Adolph Hitler has got his just deserts over and over and over. Hardly a day goes by when his evil is not recalled one way or another. Any autocrat who comes to power, however limited his domain, is dubbed “another Hitler.” Meanwhile Joseph Stalin remains a rather sinister figure lurking in the shadows as if long after his death he is still to be feared. Let’s not talk about him more than we have to.
Lies matter. Hitler, in fact, told the ugly truth. From the outset he made clear that he wanted to establish a tightly controlled racist regime from which “undesirables” like Jews would be excluded and persecuted. He said he would reclaim German lands lost in the First World War and would push militarily eastward until he confronted his great antagonist Stalin. He was as good as his word though ultimately unsuccessful.
Stalin preferred to lie, and it served him well. People were prepared to believe him or perhaps were afraid not to. All through the massive starvation of his collectivization program and the vast purges of friends and enemies alike, he offered a benign explanation that was accepted and even applauded. The dishonesty was colossal, writes Adam Ulam in his biography Stalin. “One day, when nearly every family had yielded a victim to his terror, Stalin would address the nation: ‘Brothers, sisters… I speak to you my friends.'”
Yet Stalin was powerfully assisted by the doctrine he espoused; namely communism. At the time it had a global following, often fanatical. It held out the promise of a better world to be achieved almost overnight by revolutionary thought and action. Turn the tables on the predators currently in charge and all would be well. Stalin saw an opening and lunged.

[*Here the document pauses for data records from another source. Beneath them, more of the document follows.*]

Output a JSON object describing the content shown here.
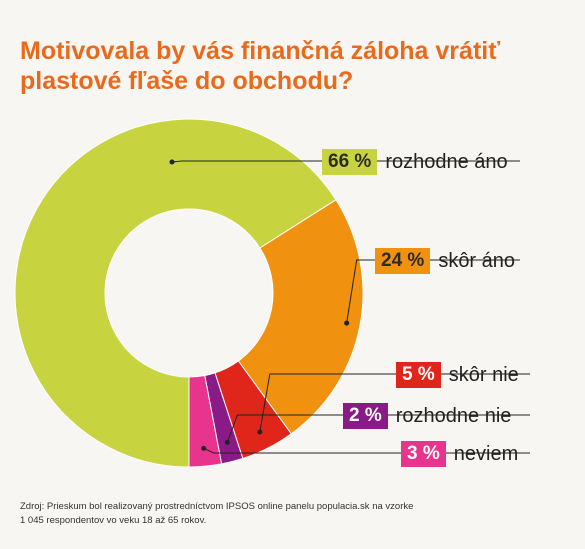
{
  "title_line1": "Motivovala by vás finančná záloha vrátiť",
  "title_line2": "plastové fľaše do obchodu?",
  "chart_data": {
    "type": "pie",
    "title": "Motivovala by vás finančná záloha vrátiť plastové fľaše do obchodu?",
    "slices": [
      {
        "label": "rozhodne áno",
        "value": 66,
        "display": "66 %",
        "color": "#c7d440",
        "text_color": "#2b2b2b"
      },
      {
        "label": "skôr áno",
        "value": 24,
        "display": "24 %",
        "color": "#f0910f",
        "text_color": "#2b2b2b"
      },
      {
        "label": "skôr nie",
        "value": 5,
        "display": "5 %",
        "color": "#e0251b",
        "text_color": "#ffffff"
      },
      {
        "label": "rozhodne nie",
        "value": 2,
        "display": "2 %",
        "color": "#8a1a86",
        "text_color": "#ffffff"
      },
      {
        "label": "neviem",
        "value": 3,
        "display": "3 %",
        "color": "#e8348d",
        "text_color": "#ffffff"
      }
    ]
  },
  "source_line1": "Zdroj: Prieskum bol realizovaný prostredníctvom IPSOS online panelu populacia.sk na vzorke",
  "source_line2": "1 045 respondentov vo veku 18 až 65 rokov."
}
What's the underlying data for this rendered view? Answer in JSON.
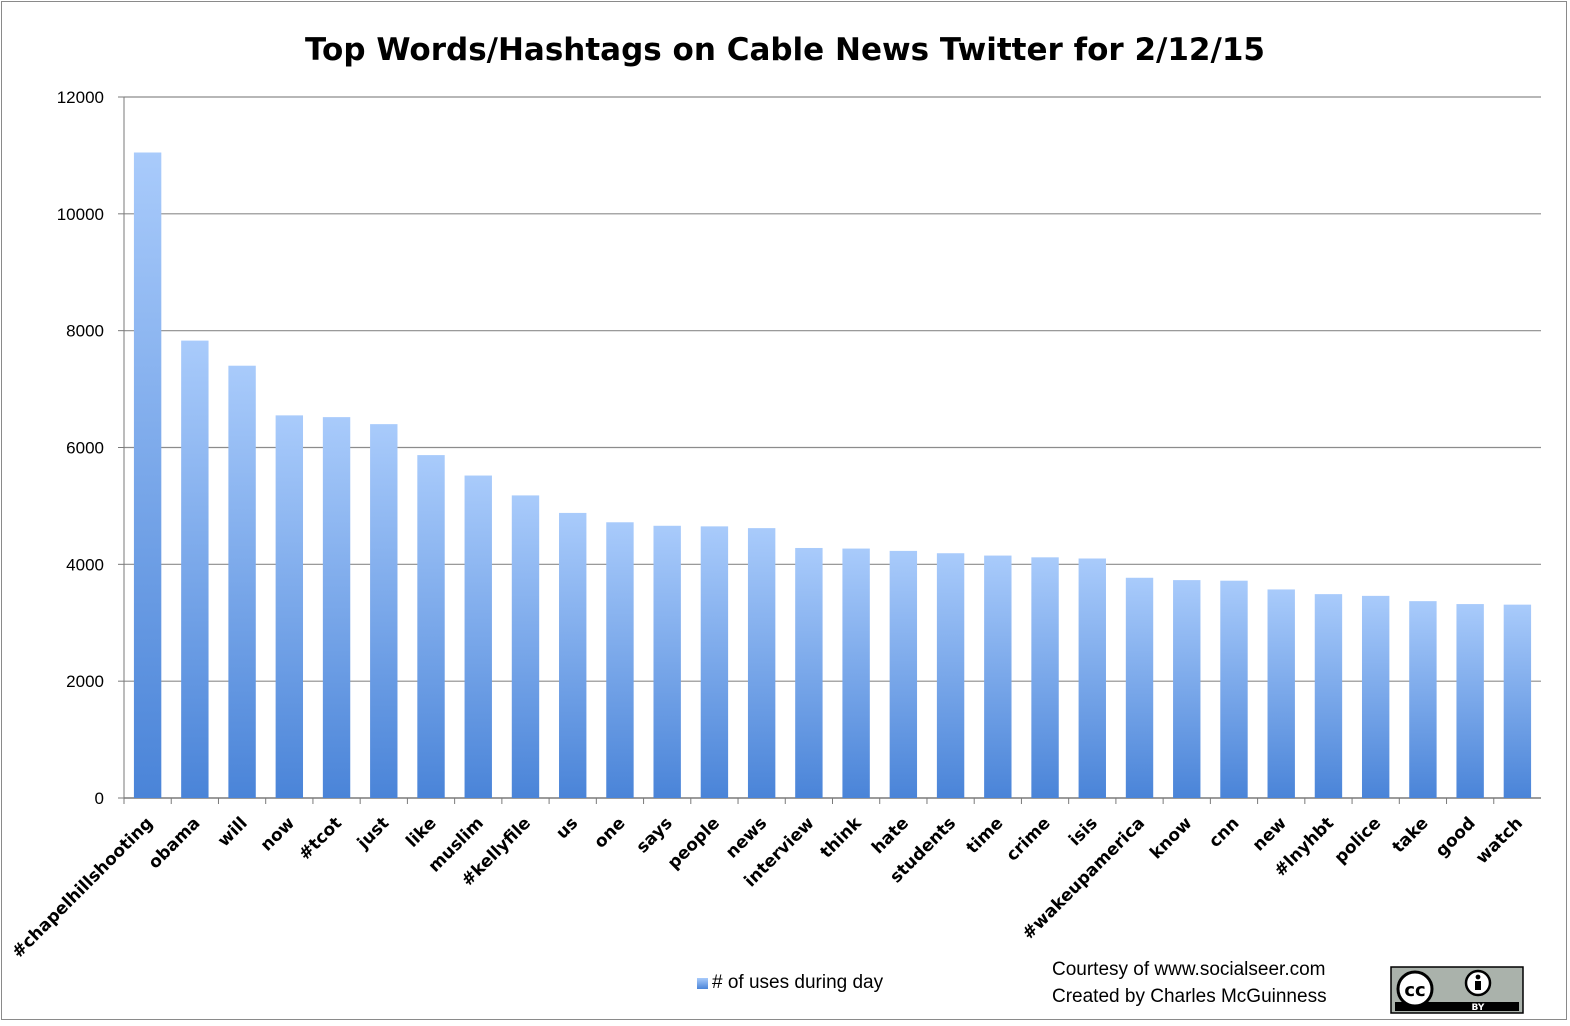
{
  "chart_data": {
    "type": "bar",
    "title": "Top Words/Hashtags on Cable News Twitter for 2/12/15",
    "xlabel": "",
    "ylabel": "",
    "ylim": [
      0,
      12000
    ],
    "yticks": [
      0,
      2000,
      4000,
      6000,
      8000,
      10000,
      12000
    ],
    "grid": true,
    "legend_position": "bottom",
    "categories": [
      "#chapelhillshooting",
      "obama",
      "will",
      "now",
      "#tcot",
      "just",
      "like",
      "muslim",
      "#kellyfile",
      "us",
      "one",
      "says",
      "people",
      "news",
      "interview",
      "think",
      "hate",
      "students",
      "time",
      "crime",
      "isis",
      "#wakeupamerica",
      "know",
      "cnn",
      "new",
      "#lnyhbt",
      "police",
      "take",
      "good",
      "watch"
    ],
    "series": [
      {
        "name": "# of uses during day",
        "color": "#5b8fdc",
        "values": [
          11050,
          7830,
          7400,
          6550,
          6520,
          6400,
          5870,
          5520,
          5180,
          4880,
          4720,
          4660,
          4650,
          4620,
          4280,
          4270,
          4230,
          4190,
          4150,
          4120,
          4100,
          3770,
          3730,
          3720,
          3570,
          3490,
          3460,
          3370,
          3320,
          3310
        ]
      }
    ]
  },
  "credits": {
    "line1": "Courtesy of www.socialseer.com",
    "line2": "Created by Charles McGuinness"
  },
  "license_badge": {
    "cc_label": "cc",
    "by_label": "BY",
    "icon": "creative-commons-by-icon"
  }
}
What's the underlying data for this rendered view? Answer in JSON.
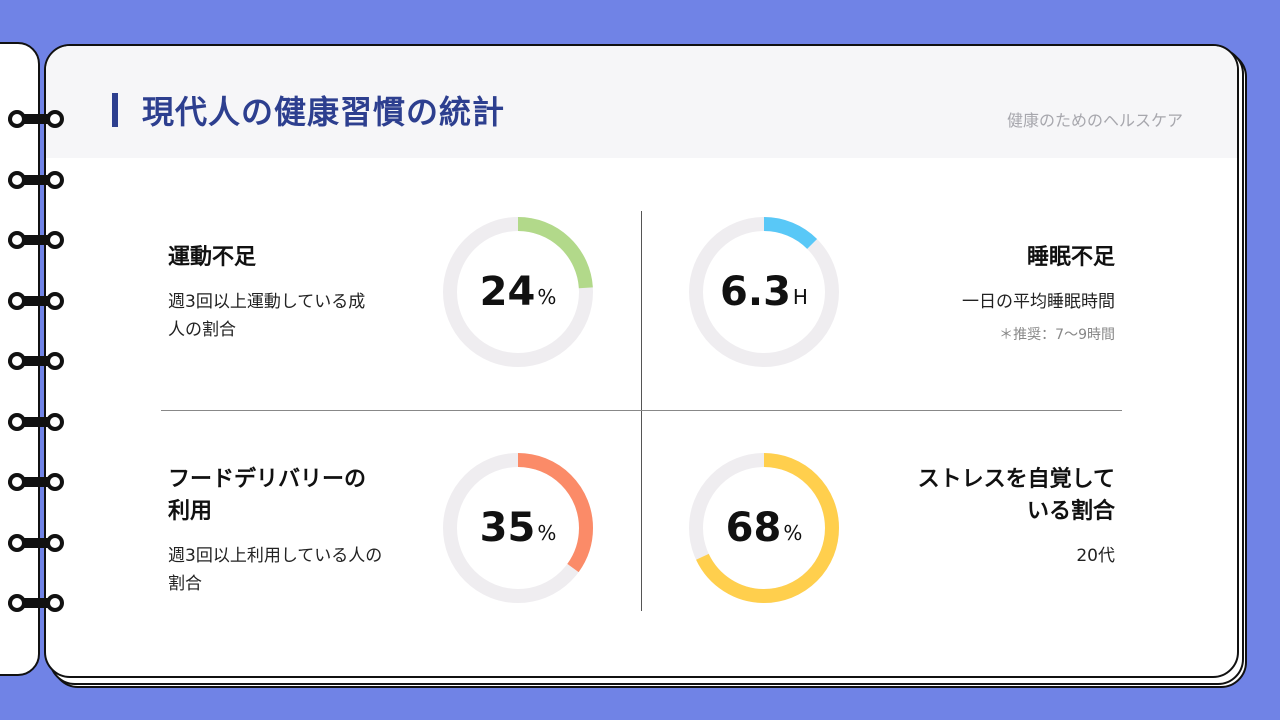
{
  "header": {
    "title": "現代人の健康習慣の統計",
    "subtitle": "健康のためのヘルスケア"
  },
  "stats": [
    {
      "title": "運動不足",
      "description": "週3回以上運動している成人の割合",
      "value": "24",
      "unit": "%",
      "fraction": 0.24,
      "color": "#b2d98a"
    },
    {
      "title": "睡眠不足",
      "description": "一日の平均睡眠時間",
      "note": "＊推奨：7〜9時間",
      "value": "6.3",
      "unit": "H",
      "fraction": 0.125,
      "color": "#59c8f7"
    },
    {
      "title": "フードデリバリーの利用",
      "description": "週3回以上利用している人の割合",
      "value": "35",
      "unit": "%",
      "fraction": 0.35,
      "color": "#fb8b68"
    },
    {
      "title": "ストレスを自覚している割合",
      "description": "20代",
      "value": "68",
      "unit": "%",
      "fraction": 0.68,
      "color": "#ffcf4d"
    }
  ],
  "colors": {
    "background": "#7083e6",
    "title": "#2d3f8f",
    "ring_track": "#efedf0"
  }
}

Like other true believers, fun loving New York editor Max Eastman was thoroughly taken in by the foment over revolution as he describes in his book Love and Revolution. which eloquently captures the atmosphere of the time. He equated love of revolution with his passion for the woman of his life, Russian born Eliena Krylenko. With the Bolshevik takeover of Russia in 1917, “we had unbounded hopes of a new world coming to birth.” Visiting Moscow on this joyous occasion, he became a close friend of Bolshevik mastermind Leon Trotsky, later assassinated by Stalin. Indeed he missed seeing Stalin who was operating as usual behind the scenes and would not have been interested in Eastman, though he later called him a “gangster of the pen” when he renounced the dictator.
Eastman recalls that “all his thoughts then took place in a rather opaque cloud of optimistic emotion. I was unaware of the beastlike struggle for power that was in progress behind the scenes. I was unaware of the existence of Stalin,” who turned out to have a long reach. After Eastman disavowed communism, its adherents in New York joined Stalin in denouncing him as a traitor. They made sure he and others sharing his views didn’t get printed or published in “an astute and unremitting infiltration of centers of communications.”
When he was later able to publish a book, he titled a chapter “Stalin Beats Hitler Twenty Ways.” But such was the climate of opinion that nobody in high office in Washington paid any attention, thus helping Stalin make his territorial grabs at the end of the Second World War. His lies had paid off handsomely. So today he deserves to have at least one local tyrant dubbed “another Stalin.”